GLOBALJAMBI.CO.ID – Industri kendaraan listrik Indonesia semakin bergairah. Kali ini, Polytron mencuri perhatian publik setelah memperkenalkan Polytron EVO 2026, motor listrik bergaya futuristik yang siap bersaing dengan sejumlah merek ternama seperti Vespa Electric dan Gogoro.
Tidak hanya mengandalkan desain modern, Polytron EVO 2026 juga menawarkan teknologi canggih, performa mumpuni, serta fitur pintar yang sesuai dengan kebutuhan pengendara masa kini. Karena itu, banyak pengamat otomotif menilai motor listrik buatan dalam negeri ini berpotensi menjadi salah satu pemain utama di pasar nasional.
Desain Futuristik dan Teknologi Modern Jadi Daya Tarik Utama
Sejak kemunculan perdananya, Polytron EVO langsung menarik perhatian berkat desain futuristik yang terlihat elegan dan premium. Garis bodi yang tegas, lampu LED modern, serta tampilan digital membuat motor ini tampil berbeda dibandingkan banyak kompetitor di kelasnya.
Selain menghadirkan desain yang menawan, Polytron juga melengkapi EVO dengan sistem baterai swap atau tukar baterai. Teknologi tersebut memungkinkan pengguna mengganti baterai dengan cepat tanpa harus menunggu proses pengisian daya yang memakan waktu.
Dengan demikian, mobilitas harian menjadi lebih praktis dan efisien, terutama bagi pengguna yang memiliki aktivitas padat setiap hari.

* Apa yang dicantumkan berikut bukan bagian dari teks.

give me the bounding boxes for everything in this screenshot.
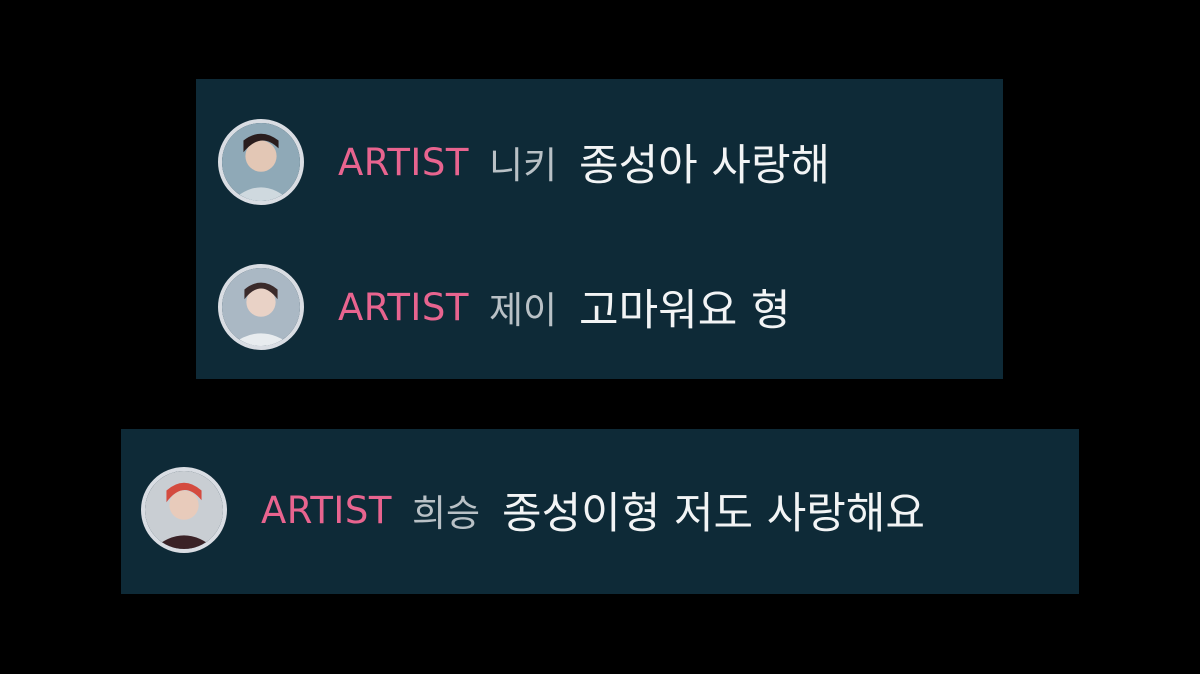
comment-item[interactable]: ARTIST 제이 고마워요 형 <box>218 262 791 352</box>
profile-photo-icon[interactable] <box>218 264 304 350</box>
comment-message: 고마워요 형 <box>579 286 791 336</box>
artist-badge: ARTIST <box>261 488 392 532</box>
profile-photo-icon[interactable] <box>218 119 304 205</box>
comment-panel: ARTIST 니키 종성아 사랑해 ARTIST 제이 고마워요 형 <box>196 79 1003 379</box>
comment-message: 종성아 사랑해 <box>579 141 831 191</box>
nickname[interactable]: 제이 <box>489 280 557 334</box>
profile-photo-icon[interactable] <box>141 467 227 553</box>
nickname[interactable]: 니키 <box>489 135 557 189</box>
comment-item[interactable]: ARTIST 희승 종성이형 저도 사랑해요 <box>141 465 925 555</box>
comment-message: 종성이형 저도 사랑해요 <box>502 489 925 539</box>
comment-item[interactable]: ARTIST 니키 종성아 사랑해 <box>218 117 830 207</box>
artist-badge: ARTIST <box>338 140 469 184</box>
comment-panel: ARTIST 희승 종성이형 저도 사랑해요 <box>121 429 1079 594</box>
nickname[interactable]: 희승 <box>412 483 480 537</box>
artist-badge: ARTIST <box>338 285 469 329</box>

Fitur Pintar Berbasis Smartphone Permudah Pengguna
Polytron tidak hanya fokus pada tampilan dan performa. Sebaliknya, perusahaan juga menghadirkan berbagai fitur pintar yang mampu meningkatkan kenyamanan berkendara.

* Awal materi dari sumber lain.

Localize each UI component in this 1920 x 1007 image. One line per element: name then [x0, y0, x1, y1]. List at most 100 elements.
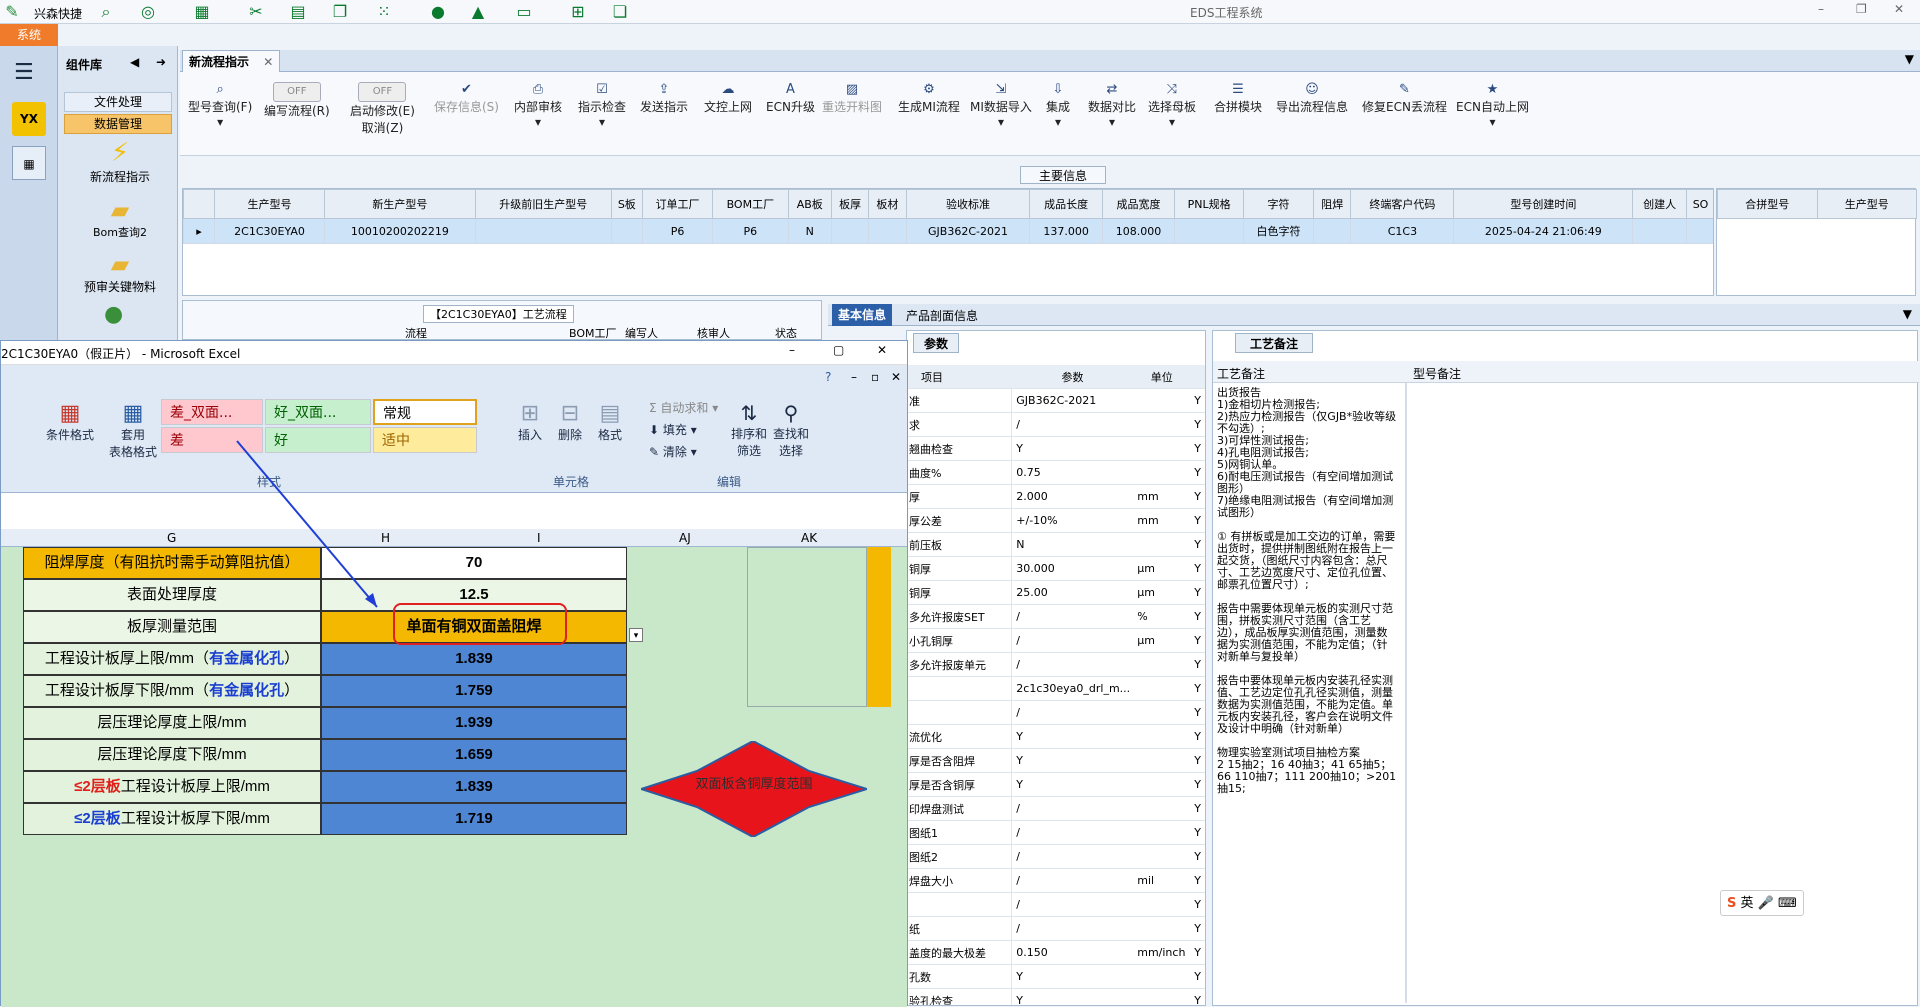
col-header[interactable]: 生产型号	[1816, 189, 1917, 219]
col-header[interactable]: 终端客户代码	[1350, 189, 1455, 219]
param-row[interactable]: 翘曲检查 Y Y	[907, 436, 1205, 461]
param-value[interactable]: GJB362C-2021	[1011, 388, 1134, 413]
col-header[interactable]: 板厚	[830, 189, 870, 219]
flow-col[interactable]: 状态	[775, 325, 797, 341]
keyboard-icon[interactable]: ⌨	[1778, 896, 1797, 911]
param-value[interactable]: /	[1011, 604, 1134, 629]
param-row[interactable]: 曲度% 0.75 Y	[907, 460, 1205, 485]
internal-review-button[interactable]: ⎙ 内部审核 ▾	[514, 82, 562, 129]
col-header[interactable]: 字符	[1242, 189, 1315, 219]
table-cell[interactable]	[1313, 218, 1352, 244]
param-row[interactable]: 小孔铜厚 / μm Y	[907, 628, 1205, 653]
help-ring-icon[interactable]: ◎	[138, 2, 158, 22]
col-header[interactable]: 生产型号	[213, 189, 326, 219]
param-row[interactable]: 印焊盘测试 / Y	[907, 796, 1205, 821]
param-row[interactable]: 纸 / Y	[907, 916, 1205, 941]
process-notes-text[interactable]: 出货报告 1)金相切片检测报告; 2)热应力检测报告（仅GJB*验收等级不勾选）…	[1217, 387, 1397, 997]
sidebar-item-file[interactable]: 文件处理	[64, 92, 172, 112]
table-cell[interactable]: GJB362C-2021	[905, 218, 1031, 244]
params-tab[interactable]: 参数	[913, 333, 960, 353]
col-header[interactable]: 验收标准	[905, 189, 1031, 219]
param-value[interactable]: /	[1011, 652, 1134, 677]
tab-new-flow[interactable]: 新流程指示 ✕	[182, 50, 281, 73]
param-value[interactable]: 0.75	[1011, 460, 1134, 485]
param-row[interactable]: / Y	[907, 700, 1205, 725]
col-header[interactable]: 订单工厂	[641, 189, 714, 219]
search-icon[interactable]: ⌕	[96, 2, 116, 22]
table-cell[interactable]	[868, 218, 907, 244]
param-row[interactable]: 孔数 Y Y	[907, 964, 1205, 989]
param-value[interactable]: /	[1011, 892, 1134, 917]
param-value[interactable]: 25.00	[1011, 580, 1134, 605]
param-row[interactable]: 流优化 Y Y	[907, 724, 1205, 749]
table-cell[interactable]: 10010200202219	[324, 218, 476, 244]
param-row[interactable]: 多允许报废单元 / Y	[907, 652, 1205, 677]
write-flow-toggle[interactable]: OFF 编写流程(R)	[264, 82, 330, 119]
param-value[interactable]: +/-10%	[1011, 508, 1134, 533]
param-value[interactable]: Y	[1011, 964, 1134, 989]
col-header[interactable]: 项目	[907, 365, 1012, 389]
table-cell[interactable]	[1174, 218, 1244, 244]
table-cell[interactable]: 2025-04-24 21:06:49	[1453, 218, 1634, 244]
col-header[interactable]: S板	[610, 189, 643, 219]
close-button[interactable]: ✕	[1894, 2, 1904, 16]
merge-module-button[interactable]: ☰ 合拼模块	[1214, 82, 1262, 115]
param-value[interactable]: /	[1011, 820, 1134, 845]
model-query-button[interactable]: ⌕ 型号查询(F) ▾	[188, 82, 252, 129]
flow-col[interactable]: 核审人	[697, 325, 730, 341]
table-cell[interactable]: P6	[641, 218, 714, 244]
param-value[interactable]: /	[1011, 796, 1134, 821]
instruction-check-button[interactable]: ☑ 指示检查 ▾	[578, 82, 626, 129]
param-value[interactable]: /	[1011, 700, 1134, 725]
data-compare-button[interactable]: ⇄ 数据对比 ▾	[1088, 82, 1136, 129]
param-value[interactable]: Y	[1011, 988, 1134, 1005]
minimize-button[interactable]: –	[1818, 2, 1824, 16]
sidebar-item-data[interactable]: 数据管理	[64, 114, 172, 134]
process-notes-tab[interactable]: 工艺备注	[1235, 333, 1314, 353]
export-flow-button[interactable]: ☺ 导出流程信息	[1276, 82, 1348, 115]
sidebar-tile-preaudit[interactable]: ▰ 预审关键物料	[70, 250, 170, 295]
collapse-left-icon[interactable]: ◀	[130, 55, 139, 69]
param-value[interactable]: 2c1c30eya0_drl_m...	[1011, 676, 1134, 701]
table-cell[interactable]: N	[787, 218, 832, 244]
ecn-auto-button[interactable]: ★ ECN自动上网 ▾	[1456, 82, 1529, 129]
tab-basic-info[interactable]: 基本信息	[832, 304, 893, 326]
param-row[interactable]: 焊盘大小 / mil Y	[907, 868, 1205, 893]
user-tile-icon[interactable]: ●	[104, 302, 123, 327]
col-header[interactable]: 型号创建时间	[1453, 189, 1634, 219]
user-icon[interactable]: ●	[428, 2, 448, 22]
param-row[interactable]: 2c1c30eya0_drl_m... Y	[907, 676, 1205, 701]
col-header[interactable]: 新生产型号	[324, 189, 476, 219]
generate-mi-button[interactable]: ⚙ 生成MI流程	[898, 82, 960, 115]
table-cell[interactable]	[1632, 218, 1688, 244]
table-cell[interactable]	[830, 218, 870, 244]
param-row[interactable]: 验孔检查 Y Y	[907, 988, 1205, 1005]
col-header[interactable]: 板材	[868, 189, 907, 219]
flow-col[interactable]: 流程	[405, 325, 427, 341]
sidebar-tile-bom[interactable]: ▰ Bom查询2	[70, 196, 170, 240]
col-header[interactable]: 成品长度	[1029, 189, 1103, 219]
param-row[interactable]: 厚是否含阻焊 Y Y	[907, 748, 1205, 773]
yx-logo[interactable]: YX	[12, 102, 46, 136]
table-cell[interactable]: 137.000	[1029, 218, 1103, 244]
col-header[interactable]: 升级前旧生产型号	[474, 189, 612, 219]
col-header[interactable]: BOM工厂	[712, 189, 789, 219]
col-header[interactable]: 参数	[1011, 365, 1134, 389]
param-value[interactable]: /	[1011, 412, 1134, 437]
table-cell[interactable]: 108.000	[1101, 218, 1176, 244]
sidebar-tile-new-flow[interactable]: ⚡ 新流程指示	[70, 138, 170, 185]
param-value[interactable]: 2.000	[1011, 484, 1134, 509]
param-row[interactable]: 求 / Y	[907, 412, 1205, 437]
menu-icon[interactable]: ☰	[14, 60, 34, 85]
param-value[interactable]: /	[1011, 916, 1134, 941]
param-value[interactable]: /	[1011, 868, 1134, 893]
mic-icon[interactable]: 🎤	[1758, 896, 1774, 911]
integrate-button[interactable]: ⇩ 集成 ▾	[1046, 82, 1070, 129]
windows-icon[interactable]: ⊞	[568, 2, 588, 22]
table-cell[interactable]: C1C3	[1350, 218, 1455, 244]
param-row[interactable]: 厚 2.000 mm Y	[907, 484, 1205, 509]
col-header[interactable]: SO	[1686, 189, 1713, 219]
ecn-upgrade-button[interactable]: A ECN升级	[766, 82, 815, 115]
grid-apps-icon[interactable]: ⁙	[374, 2, 394, 22]
param-value[interactable]: Y	[1011, 748, 1134, 773]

Motor listrik ini menggunakan sistem keyless berbasis NFC sehingga pengguna dapat mengakses kendaraan dengan lebih mudah dan aman. Di samping itu, fitur anti-pencurian terhubung langsung dengan aplikasi smartphone.

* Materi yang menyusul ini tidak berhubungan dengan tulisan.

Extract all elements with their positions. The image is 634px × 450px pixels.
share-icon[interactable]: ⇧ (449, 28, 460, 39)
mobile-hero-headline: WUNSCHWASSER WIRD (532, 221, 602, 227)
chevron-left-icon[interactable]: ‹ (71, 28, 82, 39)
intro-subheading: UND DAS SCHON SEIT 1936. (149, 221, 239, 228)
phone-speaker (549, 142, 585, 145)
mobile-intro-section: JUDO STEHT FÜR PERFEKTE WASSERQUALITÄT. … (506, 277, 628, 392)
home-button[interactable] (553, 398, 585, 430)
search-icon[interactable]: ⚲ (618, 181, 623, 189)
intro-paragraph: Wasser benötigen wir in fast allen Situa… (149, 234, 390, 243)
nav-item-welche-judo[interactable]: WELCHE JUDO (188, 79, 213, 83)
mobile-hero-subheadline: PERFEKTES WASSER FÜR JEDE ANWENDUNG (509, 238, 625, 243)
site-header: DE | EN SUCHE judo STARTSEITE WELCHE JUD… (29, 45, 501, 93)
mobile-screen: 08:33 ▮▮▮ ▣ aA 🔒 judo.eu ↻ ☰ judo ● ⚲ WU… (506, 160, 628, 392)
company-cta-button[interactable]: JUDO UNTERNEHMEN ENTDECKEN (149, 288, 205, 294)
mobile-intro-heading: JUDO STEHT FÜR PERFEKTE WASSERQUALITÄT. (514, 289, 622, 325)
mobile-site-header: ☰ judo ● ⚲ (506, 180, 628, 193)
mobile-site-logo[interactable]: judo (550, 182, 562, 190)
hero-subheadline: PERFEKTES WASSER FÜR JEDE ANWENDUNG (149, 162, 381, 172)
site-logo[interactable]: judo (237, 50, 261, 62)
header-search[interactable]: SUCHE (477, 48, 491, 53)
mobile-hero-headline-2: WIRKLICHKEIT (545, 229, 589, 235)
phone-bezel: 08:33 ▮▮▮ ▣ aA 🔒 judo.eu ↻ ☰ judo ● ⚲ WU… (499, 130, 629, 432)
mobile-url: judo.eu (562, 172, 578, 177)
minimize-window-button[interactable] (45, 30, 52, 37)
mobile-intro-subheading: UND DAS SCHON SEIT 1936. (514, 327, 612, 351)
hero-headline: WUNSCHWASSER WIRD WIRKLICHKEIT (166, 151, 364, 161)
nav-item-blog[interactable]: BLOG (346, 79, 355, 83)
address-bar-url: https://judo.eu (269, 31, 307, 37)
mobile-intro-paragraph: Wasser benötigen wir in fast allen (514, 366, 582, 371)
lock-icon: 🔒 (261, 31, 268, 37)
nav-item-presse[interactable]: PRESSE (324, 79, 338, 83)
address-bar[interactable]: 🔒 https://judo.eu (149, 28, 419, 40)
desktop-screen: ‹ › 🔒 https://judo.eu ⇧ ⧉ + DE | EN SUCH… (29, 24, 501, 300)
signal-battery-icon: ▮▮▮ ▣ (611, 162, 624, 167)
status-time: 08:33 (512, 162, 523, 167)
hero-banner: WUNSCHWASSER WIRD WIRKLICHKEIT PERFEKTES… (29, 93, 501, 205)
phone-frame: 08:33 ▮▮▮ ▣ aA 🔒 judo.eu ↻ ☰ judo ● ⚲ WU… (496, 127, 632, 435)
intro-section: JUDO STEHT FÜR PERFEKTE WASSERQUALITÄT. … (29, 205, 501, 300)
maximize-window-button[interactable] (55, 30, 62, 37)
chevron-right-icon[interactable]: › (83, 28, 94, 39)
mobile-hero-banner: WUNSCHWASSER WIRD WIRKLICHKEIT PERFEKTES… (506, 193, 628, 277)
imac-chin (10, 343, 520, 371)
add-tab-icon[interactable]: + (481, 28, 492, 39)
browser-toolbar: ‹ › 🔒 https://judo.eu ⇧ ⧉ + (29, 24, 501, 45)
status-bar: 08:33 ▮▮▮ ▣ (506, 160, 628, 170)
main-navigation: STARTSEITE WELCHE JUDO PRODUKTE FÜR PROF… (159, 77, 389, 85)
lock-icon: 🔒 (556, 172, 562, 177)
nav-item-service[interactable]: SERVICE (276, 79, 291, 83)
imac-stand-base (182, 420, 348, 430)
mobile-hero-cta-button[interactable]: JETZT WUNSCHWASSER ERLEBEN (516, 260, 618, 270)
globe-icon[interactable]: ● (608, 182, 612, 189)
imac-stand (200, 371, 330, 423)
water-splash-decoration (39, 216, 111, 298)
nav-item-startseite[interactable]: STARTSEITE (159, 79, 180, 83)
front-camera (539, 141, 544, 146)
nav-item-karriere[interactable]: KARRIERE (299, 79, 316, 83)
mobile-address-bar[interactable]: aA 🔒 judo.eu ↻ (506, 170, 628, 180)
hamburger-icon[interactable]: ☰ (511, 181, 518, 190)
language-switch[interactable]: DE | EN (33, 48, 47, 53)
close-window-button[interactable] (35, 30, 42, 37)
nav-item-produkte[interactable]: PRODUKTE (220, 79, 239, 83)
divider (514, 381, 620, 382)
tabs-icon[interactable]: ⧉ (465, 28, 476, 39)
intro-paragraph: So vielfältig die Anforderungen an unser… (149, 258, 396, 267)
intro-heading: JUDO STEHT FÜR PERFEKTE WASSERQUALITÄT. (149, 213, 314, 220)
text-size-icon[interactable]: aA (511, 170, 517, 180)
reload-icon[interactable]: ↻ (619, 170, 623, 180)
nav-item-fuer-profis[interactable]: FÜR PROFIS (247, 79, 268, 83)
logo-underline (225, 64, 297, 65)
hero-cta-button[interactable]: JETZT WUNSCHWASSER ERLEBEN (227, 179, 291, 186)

Melalui aplikasi tersebut, pengguna dapat memantau kondisi baterai secara real-time, menyalakan motor dari jarak jauh, melacak posisi kendaraan, hingga memilih mode berkendara sesuai kebutuhan.
Polytron EVO menyediakan tiga pilihan mode berkendara, yaitu:
- Eco Mode untuk efisiensi daya maksimal.
- Normal Mode untuk penggunaan harian yang seimbang.
- Sport Mode untuk menghadirkan akselerasi dan performa yang lebih agresif.
Karena fleksibilitas tersebut, pengendara dapat menyesuaikan karakter motor dengan kondisi jalan maupun kebutuhan perjalanan.
Harga Kompetitif dan Siap Tantang Motor Listrik Global
Polytron berencana memproduksi EVO secara massal di fasilitas manufaktur Kudus, Jawa Tengah. Menariknya, motor listrik ini mengusung Tingkat Komponen Dalam Negeri (TKDN) hingga 65 persen.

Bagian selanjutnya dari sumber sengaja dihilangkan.